Musiche e arrangiamenti sono a cura del M° Michele Bonè. Musiche originali e fonica di Peppe Bruno. Chitarre del M° Michele Bonè e Gennaro Esposito. Scenografia di Peppe Zarbo. Luci di Mario Maisto (Xelius). Trucco e parrucco di Renè Bonante (Fast Beauty). Consulenza letteraria di Maria Emilia Nardo. Grafica di Ivano La Montagna. Foto di Massimo Accarino e Pino Finizio. Costumi realizzati da Canzanella. Amministrazione gestita da Giuseppe Di Lauro. Ufficio stampa a cura di Marco Calafiore.

In occasione della messa in scena sarà presentata in anteprima assoluta l’opera di Ivano La Montagna, dal titolo “Raffaele Viviani_διάλεκτος”, con una scritta in greco, per un motivo che sarà svelato durante la presentazione, in cui si racconterà quanto l’autore Viviani si fece assorbire da uno stato di profonda intimità con il reale.
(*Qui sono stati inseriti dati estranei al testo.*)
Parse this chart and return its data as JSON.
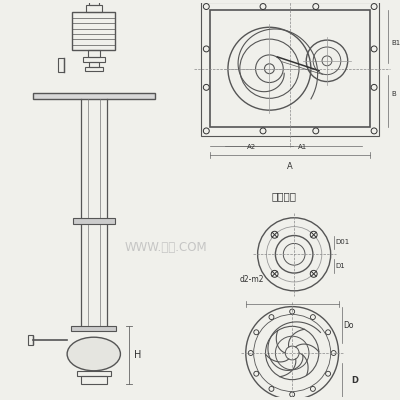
{
  "bg_color": "#f0f0eb",
  "line_color": "#555555",
  "dark_line": "#333333",
  "light_line": "#888888",
  "watermark_color": "#bbbbbb",
  "watermark_text": "WWW.泵阀.COM",
  "label_outlet": "出口法兰",
  "label_H": "H",
  "label_A": "A",
  "label_A1": "A1",
  "label_A2": "A2",
  "label_D": "D",
  "label_Do": "Do",
  "label_D1": "D1",
  "label_D01": "D01",
  "label_d2m2": "d2-m2"
}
Nota del regista Corrado Ardone.

Verso la seconda metà degli anni Trenta lo strepitoso successo degli spettacoli della compagnia Viviani cominciava a scemare. Erano gli anni del regime rampante. Si è molto parlato dell’avversione del regime fascista e della lotta al dialetto, in realtà il teatro di Viviani, basato spesso sulla realistica rappresentazione della miseria, non era funzionale alla propaganda di regime. Ma fu soprattutto il pubblico, composto di nuovi ricchi, desideroso di grandeur e di rassicurazioni, a decretare l’ostracismo per un teatro che metteva scomodamente a nudo le realtà più drammatiche della convivenza umana. Con queste premesse, il nuovo pubblico borghese, infastidito dagli ‘stracci’, disertò le sale dove recitava. Lo accusavano di portare in giro le ‘vergogne d’Italia’.
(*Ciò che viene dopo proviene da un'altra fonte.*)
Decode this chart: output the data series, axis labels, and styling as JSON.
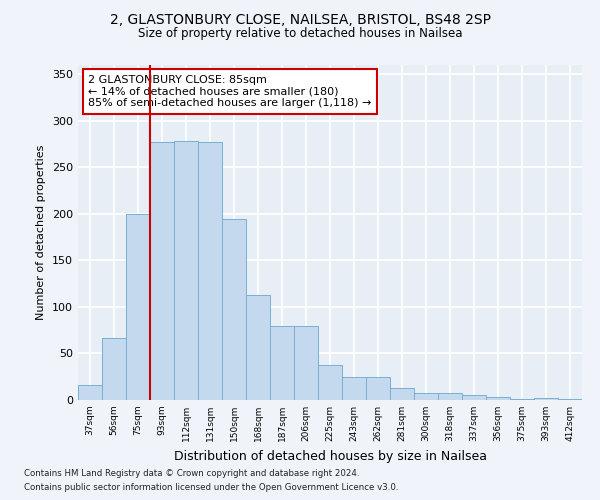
{
  "title1": "2, GLASTONBURY CLOSE, NAILSEA, BRISTOL, BS48 2SP",
  "title2": "Size of property relative to detached houses in Nailsea",
  "xlabel": "Distribution of detached houses by size in Nailsea",
  "ylabel": "Number of detached properties",
  "categories": [
    "37sqm",
    "56sqm",
    "75sqm",
    "93sqm",
    "112sqm",
    "131sqm",
    "150sqm",
    "168sqm",
    "187sqm",
    "206sqm",
    "225sqm",
    "243sqm",
    "262sqm",
    "281sqm",
    "300sqm",
    "318sqm",
    "337sqm",
    "356sqm",
    "375sqm",
    "393sqm",
    "412sqm"
  ],
  "values": [
    16,
    67,
    200,
    277,
    278,
    277,
    195,
    113,
    79,
    79,
    38,
    25,
    25,
    13,
    8,
    7,
    5,
    3,
    1,
    2,
    1
  ],
  "bar_color": "#c5d9ee",
  "bar_edge_color": "#7aaed4",
  "vline_color": "#cc0000",
  "vline_x_idx": 3,
  "annotation_text": "2 GLASTONBURY CLOSE: 85sqm\n← 14% of detached houses are smaller (180)\n85% of semi-detached houses are larger (1,118) →",
  "ylim": [
    0,
    360
  ],
  "yticks": [
    0,
    50,
    100,
    150,
    200,
    250,
    300,
    350
  ],
  "footer1": "Contains HM Land Registry data © Crown copyright and database right 2024.",
  "footer2": "Contains public sector information licensed under the Open Government Licence v3.0.",
  "bg_color": "#f0f4fa",
  "plot_bg_color": "#e8eef6"
}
Viviani ormai non faceva più gli incassi di una volta e quindi gli impresari lo relegarono sempre più in teatri periferici e secondari. L’autore si trovò a dover lottare per non far scomparire il suo teatro, che fin dal 1937 il fascismo, e per esso Nicola De Pirro, a capo della direzione generale del teatro, aveva deciso di squalificare culturalmente, cominciando a escluderlo dalle piazze più importanti e dai teatri più popolari. In seguito il teatro dialettale venne escluso anche dagli aiuti statali.